Home Secretary launches national communications campaign which says ‘Enough’ to violence against women and girls

The Home Secretary has launched a new, multi-year national communications campaign which says ‘Enough’ to violence against women and girls.

World Suicide Prevention DayThe campaign includes television adverts, billboards, social media and radio advertising, and will highlight different forms of violence against women and girls and the simple acts anyone can take to challenge perpetrators of abuse.

Forms of violence against women and girls represented include street harassment, coercive control and workplace harassment.

The campaign was informed by the 180,000 responses to the Call for Evidence last year. This multi-year campaign will also include communications to educate young people about healthy relationships and consent and ensure victims can recognise abuse and seek support.

It has been developed with an advisory group comprising over 30 voluntary sector organisations, survivors and academics who have given their expert insight. The latest findings in behavioural science have also been used, including the role of peers and wider society in influencing people’s actions, and the importance of providing simple, clear options to overcome the barriers people can have to challenging abuse.

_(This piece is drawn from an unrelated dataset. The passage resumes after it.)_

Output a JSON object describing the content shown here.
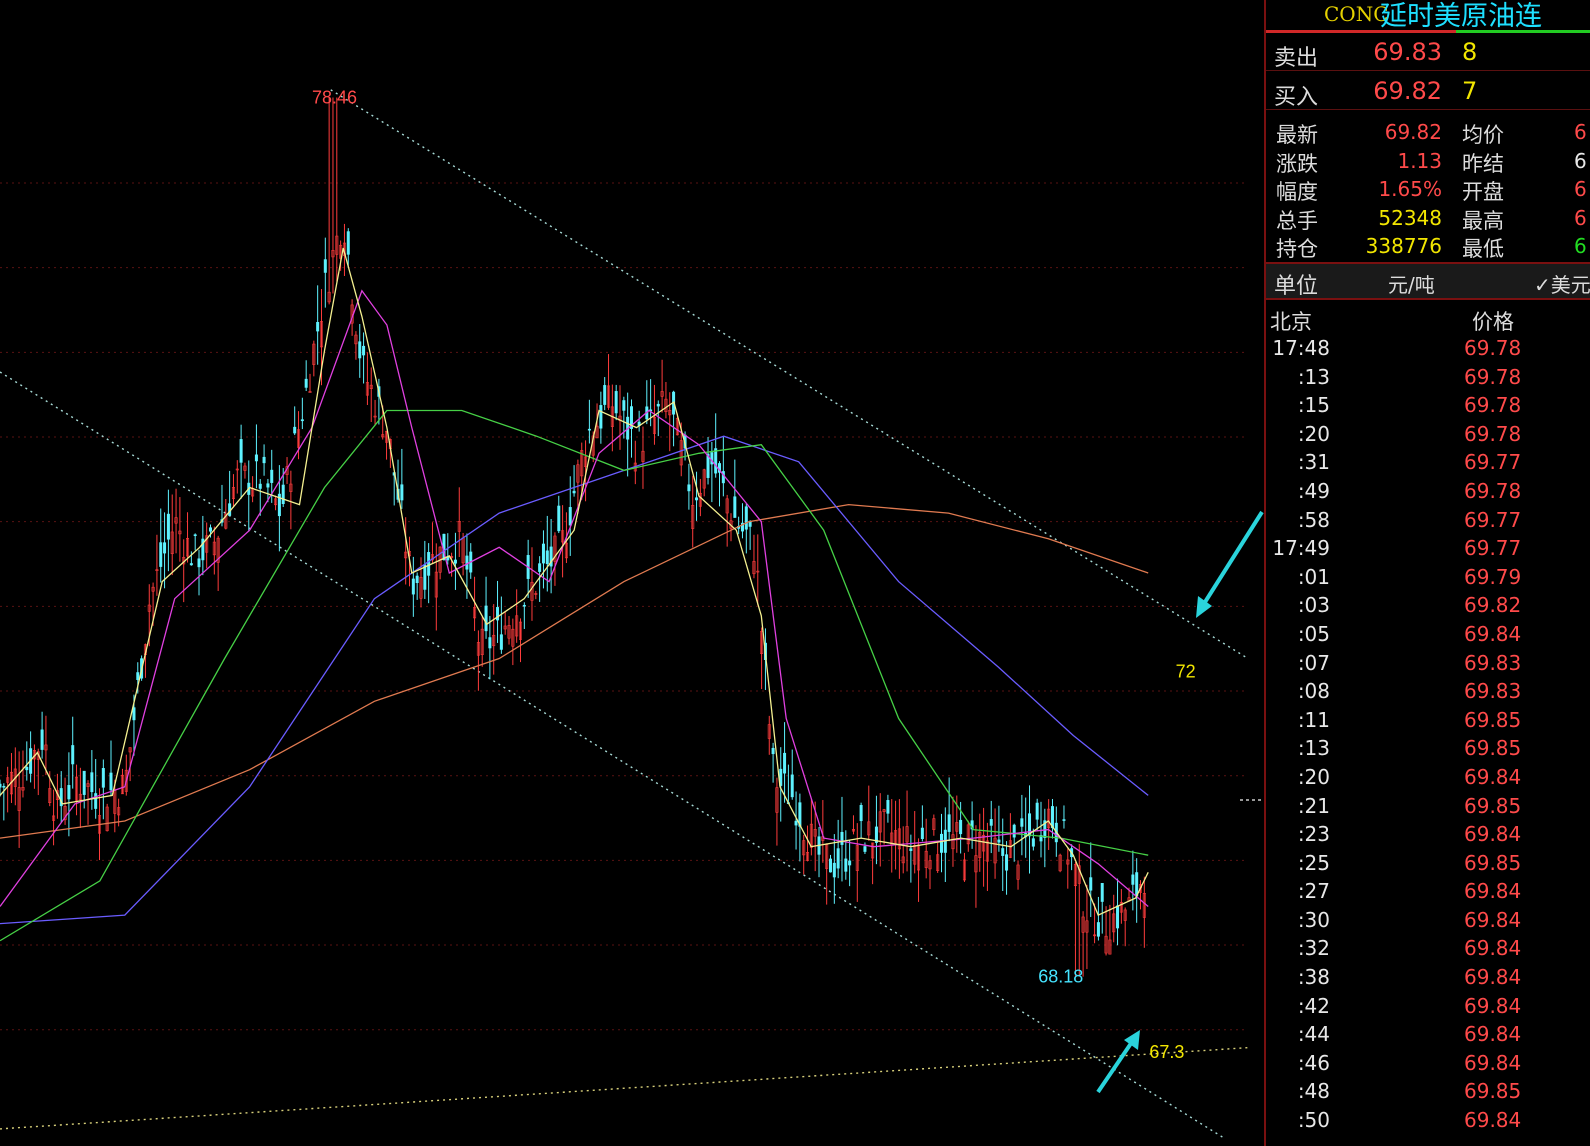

It comes as the Home Secretary, National Police Chiefs’ Council and College of Policing (HMICFRS) confirm that they are accepting and implementing all of the recommendations made by HMICFRS in their violence against women and girls inspection.

The inspection, commissioned by the Home Secretary last year, recommends:

  • Appointing a full-time VAWG national policing lead, to co-ordinate and improve the national policing response
  • Adding VAWG to the strategic policing requirement placing it on the same strategic footing as terrorism, serious organised crime and child sexual abuse
  • New guidance to police forces on how to treat victims and to establish a single national survey on victim satisfaction
  • Ensuring that progress is closely monitored, including violence against women and girls as a priority for the ministerially chaired Crime and Policing Performance Board
  • Taking action to make sure different agencies including the police, health and education, are working together effectively to tack violence against women and girls, including considering whether any new duties should be introduced.

Home Secretary, Priti Patel, commented: “For too long, the responsibility of keeping safe has been on the shoulders of women and girls. This campaign says enough, and recognises it is on all of us to demand major societal change. Everyone has a stake in this.

“Our new campaign shows that everyone can play a role in challenging abuse and making our country a safer place. By accepting all of the recommendations in the HMICFRS report I commissioned last year, the government and the police are doubling down to support victims and survivors and punish perpetrators.”

Deputy Chief Constable, Maggie Blyth, said: “The last year has seen some tragic and shocking incidences of violence against women and girls. There have been abhorrent examples of abuse or misogyny by police officers.

“The government’s decision to make tackling violence against women and girls a strategic policing requirement reinforces the commitment already made by police chiefs to prioritise making women and girls safer.”

Andrea Simon, Director of the End Violence Against Women Coalition (EVAW), argued: “We welcome this campaign to tackle male violence against women and girls. We can’t end this abuse without addressing the unacceptable attitudes and behaviours that minimise and normalise it.

“The End Violence Against Women Coalition has called for a public campaign since 2018, and it’s clear that this type of campaign must be long-term, properly funded and shaped by specialist organisations including those led by and for Black and ‘minoritised’ women.

It’s really important to engage men and boys in this conversation, because violence against women and girls is everyone’s business and we should all be able to take action and hold each other accountable.”